IPL, or Indian Photography League?April 11th, 2008 - 9:01 am ICT by admin
By Nikhil Krishnamurthy
Over the past few days, a major controversy has erupted over the terms and conditions set by the Indian Premier League (IPL), particularly with reference to the prohibition on use of photographs taken by media organizations at sporting events hosted by the IPL. Various media organizations such as the Editors’ Guild of India (EGI) the Sports Journalists’ Federation of India (SJFI) and the Indian Newspaper Society (INS) had objected to the terms of the IPL following which the IPL had assured the media organizations that its terms would be revised to address their concerns.
Under its revised terms and conditions for media accreditation made available on April 9, 2008, the IPL has reportedly prohibited pictures taken by newspapers or news agencies to be used online (on the internet) or syndicated.
The IPL has also reportedly imposed a limit of six photographs which can be uploaded by a newspaper on to its own website. The IPL has also demanded that newspapers and news agencies make available to the IPL “for use and reproduction, free of charge, worldwide and without limit in time” all photographs and images requested.
It is really the last condition listed above which gives a key as to the ownership issue in the photographs. In essence, the IPL has recognized that copyright in photos taken by media organizations is owned by such media organizations and is therefore seeking a royalty-free licence to use these photos.
The question is if the IPL acknowledges the media organization to be the owner of copyright, is it entitled to restrict the media organization from exercising its copyrights at all?
For the purpose of clarity, I will set out a few simple rules of copyright on the issue of ownership of copyright in photographs.
As a general principle, the ownership of copyright in a photograph vests in the person taking the photograph (the photographer).

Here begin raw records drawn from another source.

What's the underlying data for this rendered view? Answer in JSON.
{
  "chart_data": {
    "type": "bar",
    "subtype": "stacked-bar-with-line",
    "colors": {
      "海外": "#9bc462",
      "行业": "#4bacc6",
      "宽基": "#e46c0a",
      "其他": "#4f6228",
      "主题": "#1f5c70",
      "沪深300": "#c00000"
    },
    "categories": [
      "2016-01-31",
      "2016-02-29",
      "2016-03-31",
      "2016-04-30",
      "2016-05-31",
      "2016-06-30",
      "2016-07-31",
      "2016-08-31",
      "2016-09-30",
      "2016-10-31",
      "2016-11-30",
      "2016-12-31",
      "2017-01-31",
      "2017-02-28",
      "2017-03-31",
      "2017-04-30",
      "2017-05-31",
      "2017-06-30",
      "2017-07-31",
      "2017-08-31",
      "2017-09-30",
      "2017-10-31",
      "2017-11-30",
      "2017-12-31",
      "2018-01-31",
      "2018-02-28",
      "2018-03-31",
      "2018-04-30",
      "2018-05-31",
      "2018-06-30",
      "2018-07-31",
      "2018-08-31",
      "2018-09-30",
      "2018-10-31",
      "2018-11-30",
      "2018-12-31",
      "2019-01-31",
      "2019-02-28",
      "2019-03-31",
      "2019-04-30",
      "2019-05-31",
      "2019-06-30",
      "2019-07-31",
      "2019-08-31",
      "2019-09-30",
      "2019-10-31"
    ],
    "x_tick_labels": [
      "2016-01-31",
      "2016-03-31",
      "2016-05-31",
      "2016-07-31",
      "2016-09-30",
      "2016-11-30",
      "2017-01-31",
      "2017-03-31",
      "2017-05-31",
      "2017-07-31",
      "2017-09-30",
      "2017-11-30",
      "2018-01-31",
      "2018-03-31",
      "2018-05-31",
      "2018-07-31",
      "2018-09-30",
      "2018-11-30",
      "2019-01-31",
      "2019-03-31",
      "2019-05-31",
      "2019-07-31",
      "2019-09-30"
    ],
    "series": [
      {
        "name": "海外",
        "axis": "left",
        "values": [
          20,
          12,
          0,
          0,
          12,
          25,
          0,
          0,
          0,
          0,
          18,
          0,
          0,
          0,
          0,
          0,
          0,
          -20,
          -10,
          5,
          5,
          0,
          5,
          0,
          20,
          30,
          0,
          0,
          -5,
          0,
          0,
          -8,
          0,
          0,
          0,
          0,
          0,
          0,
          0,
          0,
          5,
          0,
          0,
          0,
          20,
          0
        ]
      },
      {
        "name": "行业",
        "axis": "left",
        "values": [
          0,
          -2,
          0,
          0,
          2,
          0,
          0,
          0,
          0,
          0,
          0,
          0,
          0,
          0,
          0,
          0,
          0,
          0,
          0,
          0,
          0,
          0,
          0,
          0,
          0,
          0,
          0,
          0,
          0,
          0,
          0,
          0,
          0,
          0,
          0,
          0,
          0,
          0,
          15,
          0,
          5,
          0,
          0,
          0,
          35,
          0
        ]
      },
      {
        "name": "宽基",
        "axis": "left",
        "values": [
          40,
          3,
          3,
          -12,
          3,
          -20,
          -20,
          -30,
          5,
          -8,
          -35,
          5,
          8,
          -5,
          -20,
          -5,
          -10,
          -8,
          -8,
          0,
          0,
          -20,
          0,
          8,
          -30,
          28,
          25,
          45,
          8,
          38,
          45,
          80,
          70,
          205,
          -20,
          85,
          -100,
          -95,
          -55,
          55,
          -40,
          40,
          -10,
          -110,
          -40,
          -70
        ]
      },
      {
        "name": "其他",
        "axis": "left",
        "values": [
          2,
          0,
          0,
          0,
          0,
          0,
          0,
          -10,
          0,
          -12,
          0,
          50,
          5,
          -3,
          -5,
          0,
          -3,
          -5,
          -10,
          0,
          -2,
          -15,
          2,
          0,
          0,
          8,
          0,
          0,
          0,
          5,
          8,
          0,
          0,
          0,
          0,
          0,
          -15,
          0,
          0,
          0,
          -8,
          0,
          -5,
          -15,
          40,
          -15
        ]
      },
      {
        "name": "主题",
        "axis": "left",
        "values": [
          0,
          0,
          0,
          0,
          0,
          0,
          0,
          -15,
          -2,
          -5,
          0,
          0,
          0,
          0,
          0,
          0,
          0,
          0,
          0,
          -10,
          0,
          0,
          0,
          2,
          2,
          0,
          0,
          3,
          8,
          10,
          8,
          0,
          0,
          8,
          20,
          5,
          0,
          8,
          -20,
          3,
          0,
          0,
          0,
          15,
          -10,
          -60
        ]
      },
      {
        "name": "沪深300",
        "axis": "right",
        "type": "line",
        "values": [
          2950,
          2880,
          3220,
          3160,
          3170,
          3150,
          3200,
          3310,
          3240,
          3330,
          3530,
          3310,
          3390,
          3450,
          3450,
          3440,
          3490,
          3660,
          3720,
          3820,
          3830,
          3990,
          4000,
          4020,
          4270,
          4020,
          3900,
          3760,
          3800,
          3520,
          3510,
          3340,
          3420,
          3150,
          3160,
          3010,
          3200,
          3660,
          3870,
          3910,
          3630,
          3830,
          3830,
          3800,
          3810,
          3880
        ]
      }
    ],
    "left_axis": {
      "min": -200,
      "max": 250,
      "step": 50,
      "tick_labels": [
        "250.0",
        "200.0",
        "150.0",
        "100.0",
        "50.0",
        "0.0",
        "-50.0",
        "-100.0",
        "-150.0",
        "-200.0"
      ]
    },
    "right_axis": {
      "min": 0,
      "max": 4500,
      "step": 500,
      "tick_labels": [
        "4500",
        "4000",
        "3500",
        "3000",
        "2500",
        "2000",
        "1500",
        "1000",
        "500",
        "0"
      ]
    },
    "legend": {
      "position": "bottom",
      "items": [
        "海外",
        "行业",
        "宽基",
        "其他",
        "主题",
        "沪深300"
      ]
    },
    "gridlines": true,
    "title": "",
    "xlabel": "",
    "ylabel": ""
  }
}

If however, the photographer is employed by a newspaper, magazine or similar periodical and takes the photograph in the course of his employment, then the employer is the owner of copyright for the purpose of publication in the newspaper, magazine or similar periodical. Nothing prevents such newspaper or magazine or periodical from having an online (internet) edition. The photographer is the owner of copyright in the photograph in all other respects.
There may be an agreement to the contrary that the newspaper or magazine owns all copyright in the photograph.
In another instance, if the photographer is a freelance photographer and has been commissioned on payment by someone to take a photograph, then that someone (the commissioner), in the absence of any contrary agreement, is the owner of all copyright in the photograph.
If the photograph is taken by a photographer in the course of his employment, then the employer, in the absence of any agreement to the contrary, is the owner of all copyright in the photograph.
If the photograph is taken by or under the direction of any corporate body, the corporate body will be the owner of copyright, in the absence of any agreement to the contrary.
Therefore copyright in photographs taken by journalists employed by or commissioned by newspapers, magazines or other persons or corporate bodies, lies with the respective newspaper, magazine, person or corporate body.
Ownership of copyright gives the media organization the rights to reproduce the photograph in any form, communicate it to the public (i.e., make it available for being seen by any means of display, including on the internet), or issue copies of the photographs.
Therefore the owners of copyright could publish their photographs in physical form (i.e, newspapers or magazines) or in non-physical form (i.e., television/internet) without any copyright restrictions from the IPL, which admits that it is not the copyright owner.
Therefore, the question of restricting publication to newspapers and not being able to upload more than six photos or the restriction on syndication or online use is against the express provisions of the Copyright Act and such terms will have to be deleted from the terms and conditions of the IPL.
Media organizations may also be interested to note that they can make use of photographs that do not belong to them. If for example there are photos published by the Indian Premier League which media organizations and other persons want to use for the purpose of reporting the sporting events certain fair use provisions allow such use.
Indian copyright law allows the use of someone else’s photographs for the purpose of reporting current events in a newspaper, magazine or similar periodical, or by broadcast, which covers any communication to the public by wireless or wired diffusion. This would include use of the photographs on the Internet as well.
Therefore, media organizations and other persons may fairly use someone else’s photographs for the purpose of reporting current events in physical and electronic media. So if the IPL were to release photos on its website after a cricket match organized by it, these could be reproduced by others for the purpose of reporting the event.
What’s more, excerpts of a broadcast may also be used in the reporting of current events without infringing the broadcast reproduction right under Indian law.
Of course, if the IPL isn’t even going to allow media photographers into the sporting venue, or give them accreditation unless they agree to its terms, then media organizations will either have to take the benefit of the fair use provisions provided by law and use the photographs released by the IPL for their reporting, or collectively decide how best they want to deal with the IPL and its sporting events. Boycotting their games would be a good place to start.